Vendedor de flores asesinado en cementerio de Turbaco: familia vive tercera tragedia violenta
José Luis Ávila Contreras, un experimentado vendedor de flores que trabajaba desde hacía 39 años en las afueras del cementerio Jardines de Paz de Turbaco, fue asesinado el pasado 28 de febrero mientras realizaba su rutina laboral. El hombre, de 57 años, había salido temprano de su casa en el barrio El Pozón de Cartagena con la expectativa de un buen día de ventas, como solía ocurrir los sábados.
Un crimen en plena jornada laboral
Según los detalles recopilados, Ávila Contreras llegó a su puesto de trabajo alrededor de las 7 a.m. y procedió a organizar las coloridas flores naturales y artificiales que ofrecía a los familiares de los difuntos. El negocio era familiar, pues allí también laboraban su hermana mayor y algunos primos, quienes habían aprendido el oficio de su madre Maribel Contreras desde pequeños.
"Al terminar de organizar todo, se sentó en una silla Rimax y llamó a su mamá para coordinar algunas tareas del día", relatan testigos. Fue en ese preciso momento, alrededor de las 8 de la mañana, cuando dos sujetos llegaron en motocicleta y uno de ellos, armado con un arma de fuego, se acercó al vendedor y le disparó directamente en la cabeza, causándole la muerte instantánea.
La angustia de una madre que pierde a su hijo
Maribel Contreras, madre de José Luis, escuchó los disparos a través del teléfono celular durante la llamada que mantenía con su hijo. "Yo escuché los disparos en el celular y luego él no habló, entonces me asusté y comencé a gritarle, a llamarle por el teléfono, pero ya no me contestó él sino mi otra hija para decirme que mi pelao, mi bordón, el menor de todos, estaba muerto", relató la mujer entre lágrimas a medios locales.

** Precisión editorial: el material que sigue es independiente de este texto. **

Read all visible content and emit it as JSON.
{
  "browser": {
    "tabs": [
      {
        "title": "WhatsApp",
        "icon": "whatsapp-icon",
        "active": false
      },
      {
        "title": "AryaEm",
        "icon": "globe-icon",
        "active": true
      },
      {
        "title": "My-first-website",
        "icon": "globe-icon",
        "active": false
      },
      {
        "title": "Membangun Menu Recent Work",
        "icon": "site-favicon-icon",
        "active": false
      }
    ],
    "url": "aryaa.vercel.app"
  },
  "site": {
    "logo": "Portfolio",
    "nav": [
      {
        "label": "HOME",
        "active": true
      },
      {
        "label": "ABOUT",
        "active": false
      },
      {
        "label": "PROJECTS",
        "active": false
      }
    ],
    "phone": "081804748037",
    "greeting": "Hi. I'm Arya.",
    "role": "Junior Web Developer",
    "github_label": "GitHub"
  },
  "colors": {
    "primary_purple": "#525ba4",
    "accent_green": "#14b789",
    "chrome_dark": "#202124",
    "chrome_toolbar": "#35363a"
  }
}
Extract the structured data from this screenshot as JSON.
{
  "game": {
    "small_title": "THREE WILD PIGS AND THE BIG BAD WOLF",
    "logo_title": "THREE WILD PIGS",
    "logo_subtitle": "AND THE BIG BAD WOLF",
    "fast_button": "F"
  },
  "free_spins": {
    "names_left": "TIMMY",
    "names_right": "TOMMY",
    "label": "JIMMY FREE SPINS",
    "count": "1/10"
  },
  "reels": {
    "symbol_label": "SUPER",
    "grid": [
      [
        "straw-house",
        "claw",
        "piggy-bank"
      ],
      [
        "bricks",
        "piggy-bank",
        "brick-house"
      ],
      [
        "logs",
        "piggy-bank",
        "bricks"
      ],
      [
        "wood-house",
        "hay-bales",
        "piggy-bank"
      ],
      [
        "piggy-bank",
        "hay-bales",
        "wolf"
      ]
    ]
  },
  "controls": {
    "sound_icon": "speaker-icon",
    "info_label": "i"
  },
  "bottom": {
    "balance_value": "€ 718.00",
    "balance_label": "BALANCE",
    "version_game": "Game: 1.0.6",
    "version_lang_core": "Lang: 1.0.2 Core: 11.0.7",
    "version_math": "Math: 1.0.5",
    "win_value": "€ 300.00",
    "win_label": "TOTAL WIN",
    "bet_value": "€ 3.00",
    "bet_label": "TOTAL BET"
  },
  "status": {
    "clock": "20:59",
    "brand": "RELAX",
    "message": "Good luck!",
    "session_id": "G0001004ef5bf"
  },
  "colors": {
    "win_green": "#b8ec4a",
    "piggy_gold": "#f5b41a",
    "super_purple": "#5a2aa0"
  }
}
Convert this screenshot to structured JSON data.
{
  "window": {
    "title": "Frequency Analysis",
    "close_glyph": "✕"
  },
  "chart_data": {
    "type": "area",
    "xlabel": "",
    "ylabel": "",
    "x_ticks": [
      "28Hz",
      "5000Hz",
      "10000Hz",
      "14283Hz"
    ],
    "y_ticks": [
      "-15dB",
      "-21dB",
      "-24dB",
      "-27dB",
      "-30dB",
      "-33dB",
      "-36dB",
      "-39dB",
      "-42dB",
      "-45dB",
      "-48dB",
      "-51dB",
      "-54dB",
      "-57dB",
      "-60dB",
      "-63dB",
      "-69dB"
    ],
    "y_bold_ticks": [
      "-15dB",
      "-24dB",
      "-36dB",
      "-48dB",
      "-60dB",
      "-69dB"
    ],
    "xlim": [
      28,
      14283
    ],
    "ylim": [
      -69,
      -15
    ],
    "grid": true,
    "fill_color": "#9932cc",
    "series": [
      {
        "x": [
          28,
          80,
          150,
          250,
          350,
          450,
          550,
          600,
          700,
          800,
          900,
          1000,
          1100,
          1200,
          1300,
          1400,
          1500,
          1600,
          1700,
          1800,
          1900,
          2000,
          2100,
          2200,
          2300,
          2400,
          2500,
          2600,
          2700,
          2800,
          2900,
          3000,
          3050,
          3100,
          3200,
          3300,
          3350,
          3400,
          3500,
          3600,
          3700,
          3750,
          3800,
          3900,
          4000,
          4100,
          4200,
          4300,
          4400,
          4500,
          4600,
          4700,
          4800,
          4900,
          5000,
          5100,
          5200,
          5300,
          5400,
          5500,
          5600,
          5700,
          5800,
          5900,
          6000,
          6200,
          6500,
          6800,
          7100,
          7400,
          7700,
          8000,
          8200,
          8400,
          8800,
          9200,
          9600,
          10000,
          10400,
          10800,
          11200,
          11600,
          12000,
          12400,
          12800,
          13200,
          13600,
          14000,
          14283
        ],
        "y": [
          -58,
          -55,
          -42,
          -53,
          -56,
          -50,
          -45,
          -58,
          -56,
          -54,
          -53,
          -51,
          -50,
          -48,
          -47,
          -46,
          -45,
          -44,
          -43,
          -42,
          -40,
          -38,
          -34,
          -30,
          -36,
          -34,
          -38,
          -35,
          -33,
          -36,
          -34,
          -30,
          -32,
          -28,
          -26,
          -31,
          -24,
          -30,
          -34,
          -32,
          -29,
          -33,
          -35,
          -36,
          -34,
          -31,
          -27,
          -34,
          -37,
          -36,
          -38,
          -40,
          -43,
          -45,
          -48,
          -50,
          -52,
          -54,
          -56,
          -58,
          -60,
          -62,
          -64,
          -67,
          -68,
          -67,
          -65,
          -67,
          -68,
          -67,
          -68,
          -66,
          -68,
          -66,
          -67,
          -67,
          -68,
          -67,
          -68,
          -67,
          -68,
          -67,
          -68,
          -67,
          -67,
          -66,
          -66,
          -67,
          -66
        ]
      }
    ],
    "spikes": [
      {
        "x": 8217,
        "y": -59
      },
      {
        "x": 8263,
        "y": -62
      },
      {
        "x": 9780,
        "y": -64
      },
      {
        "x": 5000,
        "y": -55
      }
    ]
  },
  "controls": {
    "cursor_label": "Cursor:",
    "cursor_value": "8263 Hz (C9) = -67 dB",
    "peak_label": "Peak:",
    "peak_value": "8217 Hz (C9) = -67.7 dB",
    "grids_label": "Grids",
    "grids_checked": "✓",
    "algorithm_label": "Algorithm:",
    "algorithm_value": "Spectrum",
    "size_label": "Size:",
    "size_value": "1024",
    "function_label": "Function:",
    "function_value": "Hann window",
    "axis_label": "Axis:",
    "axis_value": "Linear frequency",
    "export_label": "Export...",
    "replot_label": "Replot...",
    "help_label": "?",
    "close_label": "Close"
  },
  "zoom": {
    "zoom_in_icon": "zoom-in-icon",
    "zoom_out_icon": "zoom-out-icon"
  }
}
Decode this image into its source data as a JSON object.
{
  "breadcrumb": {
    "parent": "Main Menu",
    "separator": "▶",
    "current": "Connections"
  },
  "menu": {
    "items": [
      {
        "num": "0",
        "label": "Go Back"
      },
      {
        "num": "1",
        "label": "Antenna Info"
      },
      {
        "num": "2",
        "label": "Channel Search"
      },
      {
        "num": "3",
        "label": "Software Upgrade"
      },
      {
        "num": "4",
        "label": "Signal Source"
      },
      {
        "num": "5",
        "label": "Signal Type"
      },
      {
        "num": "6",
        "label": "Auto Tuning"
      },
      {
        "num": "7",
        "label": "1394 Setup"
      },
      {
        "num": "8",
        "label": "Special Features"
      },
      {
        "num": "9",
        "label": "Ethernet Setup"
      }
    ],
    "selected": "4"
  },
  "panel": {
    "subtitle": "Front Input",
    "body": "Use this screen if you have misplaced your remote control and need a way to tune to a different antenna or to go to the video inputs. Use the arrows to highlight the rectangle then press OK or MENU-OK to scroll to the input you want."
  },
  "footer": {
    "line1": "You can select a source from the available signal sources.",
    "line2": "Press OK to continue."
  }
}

La madre asegura que su hijo no tenía problemas con nadie y dedicaba su vida al trabajo y al cuidado de sus dos hijos pequeños. "Él vivía conmigo, tenía dos hijos pequeños y pasaba trabajando allí. No se metía con nadie y por eso espero que se sepa quién lo hizo y que por fin se haga justicia", expresó con dolor.
Una familia marcada por la violencia
Esta tragedia representa la tercera pérdida violenta que sufre la familia Contreras en las últimas dos décadas. En 2001, Edwin Fuentes, otro hijo de Maribel de apenas 16 años, fue asesinado por las AUC Bloque Montes de María cuando la familia vivía en Arjona, lo que los obligó a desplazarse de ese municipio.
La desgracia continuó en 2018 cuando su nieto, también llamado Edwin y de 18 años, fue asesinado en un enfrentamiento con la pandilla 'los Tronquistas' en Arjona. "Esa noche fue terrible. Nunca pensé que las cosas iban a llegar a los extremos, tanto así que la casa la atacaron con piedras y con balas, nos hicieron salir de ella", recordó Maribel sobre aquel episodio que dejó a algunos de sus hijos heridos por proyectiles.
Dificultades económicas y más adversidades
La pandemia de COVID-19 afectó gravemente la economía familiar, ya que las restricciones de acceso a los cementerios limitaron drásticamente las ventas de flores. Cuando comenzó la reactivación económica, en la madrugada del 19 de septiembre de 2021, los cinco kioscos comerciales de la familia ardieron misteriosamente en llamas.
Maribel Contreras denuncia que nunca recibió un informe oficial del incendio por parte del cuerpo de bomberos, ni tampoco ayuda de la Alcaldía de Turbaco para recuperarse de esta pérdida.
Un llamado a la justicia
"Mi hijo no tenía problemas y lo único que nos ha pasado es eso que les he contado. Para mí esa gente, esa sed de venganza, esa rabia que nos tienen es la causante de esta muerte", afirmó la vendedora de flores, quien espera que las autoridades logren identificar y capturar a los responsables del asesinato de su hijo menor.
El caso ha conmocionado a la comunidad de Turbaco y Cartagena, donde José Luis Ávila Contreras era conocido como un trabajador dedicado y pacífico que llevaba casi cuatro décadas sirviendo a las familias que visitaban el cementerio Jardines de Paz.